Hey no problem...but it turns out I have one more chapter to include in this thread...Bezier Splines. You would definately want to look into Bezier splines if you are wanting very complex paths and better control of what your path looks like. Now although bezier curves may seem to be entirely great they get a little cpu demanding if over used. I just got through seeing a little example over at JZWAY where he had a bunch of bezier's define the path of some falling leaves and it got pretty slow sometimes. Well anyways although I am not smart enough to provide you with a good explanation I have come prepared with links:
The Dr.Math Forums: Bezier Splines:
http://mathforum.com/dr.math/problem...er12.3.96.html
Bezier Curves  this is where I learned all the math behind these curves:
http://moshplant.com/director/bezier/index.html
Flashkit Boards Thread  here is a discussion on bezier curves here at Flashkit:
http://www.flashkit.com/board/showth...threadid=12719
That should conclude my thoughts on the subject...great topic by the way. I am hoping others will see this and post their ideas/views/techniques.
Good luck.

hi,
hey that turbulent stuff looks familiar
I know this isn't the place to be using the 'd' word, but
if you want the basic theory behind it, check out the article I wrote for DirectorOnline last year:
Simulating turbulent particle behavior with Lingo
at...
http://www.directoronline.com/accessArticle.cfm?id=470
the syntax won't apply but the basic theory is the same
cheers,
glenn
http://redrival.com/gmitchell

Exactly man! That was a great article you wrote! That is where I got it from. Wow! Its cool to know that Director guys come to the Flash forums because I think that Director tutorials are written better than Flash ones...usually.

Hey ahab,
That a pretty neat little tute for sine curves u got there. I have been working on little sine curve of mine in the mean time. You could check it out im my experiments section Glenn I liked that turbulence stuff, just going thru it.

a piece of the puzzle
To move an object (movie clip) the key is definitely Ahab's trig above. But don't repeat my mistake of trying to shoehorn degrees into Actionscripts Math.sin Math.cos objects (a lesson learned the hard way: read the actionscript reference guide's element description sooner than later). To use sin/cos effectively in Actionscript degrees must be converted to radians. Conversion is simple:
There are 2PI radians in a circle, breaking down to about 57.296 dagree's p/radian. To be more acurate use:
x/(180/PI) where x is degrees....
i.e.
shipx = shipspeed * Math.sin (rotation/(180/Math.PI));
shipy = shipspeed * Math.cos (rotation/(180/Math.PI));
where shipx/y is loop generated coordinates and rotation is based on getproperty..._rotation
then execute..
if (shipthrust) {
// Executing Loop coordinates
_x += shipx;
_y = shipy;
}
_y is subtracted due to the coordinate layout of the screen where 0,0 is top left.
Hope this helps somebody.... Thanks to all who helped me.

Please stop it!
This thread has just ruined my weekend!
Seriously, excellent stuff  thanks Ahab et al!

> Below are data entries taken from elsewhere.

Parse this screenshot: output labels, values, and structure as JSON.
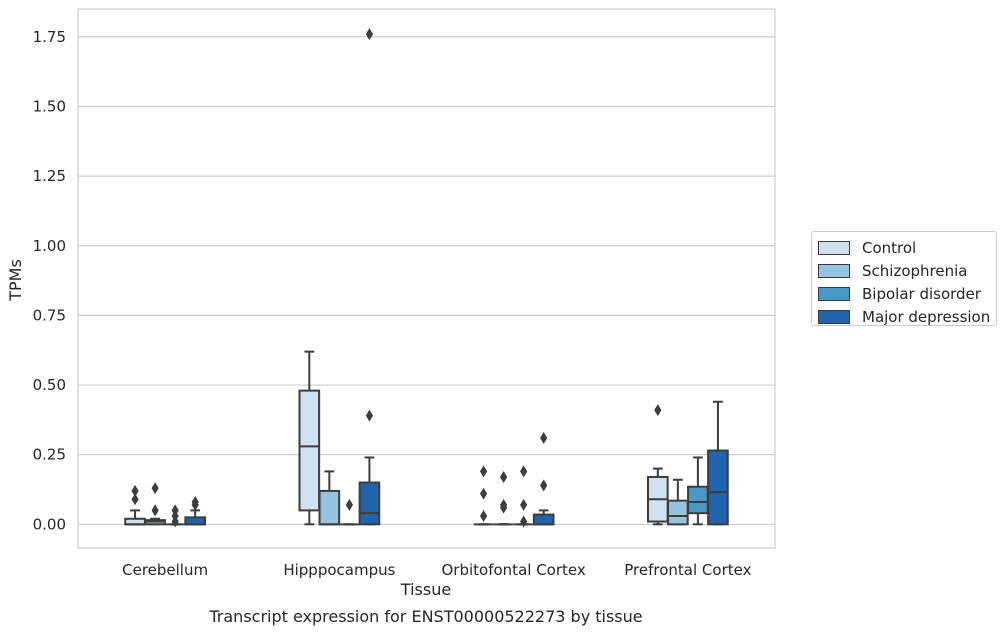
{
  "chart_data": {
    "type": "box",
    "title": "Transcript expression for ENST00000522273 by tissue",
    "xlabel": "Tissue",
    "ylabel": "TPMs",
    "ylim": [
      -0.085,
      1.85
    ],
    "yticks": [
      0.0,
      0.25,
      0.5,
      0.75,
      1.0,
      1.25,
      1.5,
      1.75
    ],
    "ytick_labels": [
      "0.00",
      "0.25",
      "0.50",
      "0.75",
      "1.00",
      "1.25",
      "1.50",
      "1.75"
    ],
    "categories": [
      "Cerebellum",
      "Hipppocampus",
      "Orbitofontal Cortex",
      "Prefrontal Cortex"
    ],
    "grid": true,
    "legend_position": "right",
    "series": [
      {
        "name": "Control",
        "color": "#d0e1f2",
        "boxes": [
          {
            "q1": 0.0,
            "median": 0.0,
            "q3": 0.02,
            "whislo": 0.0,
            "whishi": 0.05,
            "fliers": [
              0.09,
              0.12
            ]
          },
          {
            "q1": 0.05,
            "median": 0.28,
            "q3": 0.48,
            "whislo": 0.0,
            "whishi": 0.62,
            "fliers": []
          },
          {
            "q1": 0.0,
            "median": 0.0,
            "q3": 0.0,
            "whislo": 0.0,
            "whishi": 0.0,
            "fliers": [
              0.03,
              0.11,
              0.19
            ]
          },
          {
            "q1": 0.01,
            "median": 0.09,
            "q3": 0.17,
            "whislo": 0.0,
            "whishi": 0.2,
            "fliers": [
              0.41
            ]
          }
        ]
      },
      {
        "name": "Schizophrenia",
        "color": "#94c4df",
        "boxes": [
          {
            "q1": 0.0,
            "median": 0.01,
            "q3": 0.015,
            "whislo": 0.0,
            "whishi": 0.02,
            "fliers": [
              0.05,
              0.13
            ]
          },
          {
            "q1": 0.0,
            "median": 0.0,
            "q3": 0.12,
            "whislo": 0.0,
            "whishi": 0.19,
            "fliers": []
          },
          {
            "q1": 0.0,
            "median": 0.0,
            "q3": 0.0,
            "whislo": 0.0,
            "whishi": 0.0,
            "fliers": [
              0.06,
              0.07,
              0.17
            ]
          },
          {
            "q1": 0.0,
            "median": 0.03,
            "q3": 0.085,
            "whislo": 0.0,
            "whishi": 0.16,
            "fliers": []
          }
        ]
      },
      {
        "name": "Bipolar disorder",
        "color": "#4a98c9",
        "boxes": [
          {
            "q1": 0.0,
            "median": 0.0,
            "q3": 0.0,
            "whislo": 0.0,
            "whishi": 0.0,
            "fliers": [
              0.01,
              0.03,
              0.05
            ]
          },
          {
            "q1": 0.0,
            "median": 0.0,
            "q3": 0.0,
            "whislo": 0.0,
            "whishi": 0.0,
            "fliers": [
              0.07
            ]
          },
          {
            "q1": 0.0,
            "median": 0.0,
            "q3": 0.0,
            "whislo": 0.0,
            "whishi": 0.0,
            "fliers": [
              0.01,
              0.07,
              0.19
            ]
          },
          {
            "q1": 0.04,
            "median": 0.08,
            "q3": 0.135,
            "whislo": 0.0,
            "whishi": 0.24,
            "fliers": []
          }
        ]
      },
      {
        "name": "Major depression",
        "color": "#2164ab",
        "boxes": [
          {
            "q1": 0.0,
            "median": 0.0,
            "q3": 0.025,
            "whislo": 0.0,
            "whishi": 0.05,
            "fliers": [
              0.07,
              0.08
            ]
          },
          {
            "q1": 0.0,
            "median": 0.04,
            "q3": 0.15,
            "whislo": 0.0,
            "whishi": 0.24,
            "fliers": [
              0.39,
              1.76
            ]
          },
          {
            "q1": 0.0,
            "median": 0.0,
            "q3": 0.035,
            "whislo": 0.0,
            "whishi": 0.05,
            "fliers": [
              0.14,
              0.31
            ]
          },
          {
            "q1": 0.0,
            "median": 0.115,
            "q3": 0.265,
            "whislo": 0.0,
            "whishi": 0.44,
            "fliers": []
          }
        ]
      }
    ]
  }
}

The same goes for me! Thanks to all of you who were part of the solution to this query. I have just been asked to research this very subject so I appreciate being able to get such a good start from a site like this.
You guys rock!
siman

dullgrey,
Yep I made that mistake also beacuse I didn't know that most computer languages liked radians and I love degrees. Once you know that the trig math objects need a radian input it is easy to translate back and forth between the two measures...just like you said:
Degrees to radians: D = angle in degrees and R = angle in radians:
R = D * (pi/180)
and
Radians to degrees: D = angle in degrees and R = angle in radians:
D = R * (180/pi)
Nav,
Yeah I had seen your sine curve a few days ago and it was very cool. I once made a graphing calculator in Flash 4 and now that we have these new math objects you graph even more functions...just thought that may be something that would interest you...it would be a great addition to your experiments: A Flash 5 Graphing Calculator.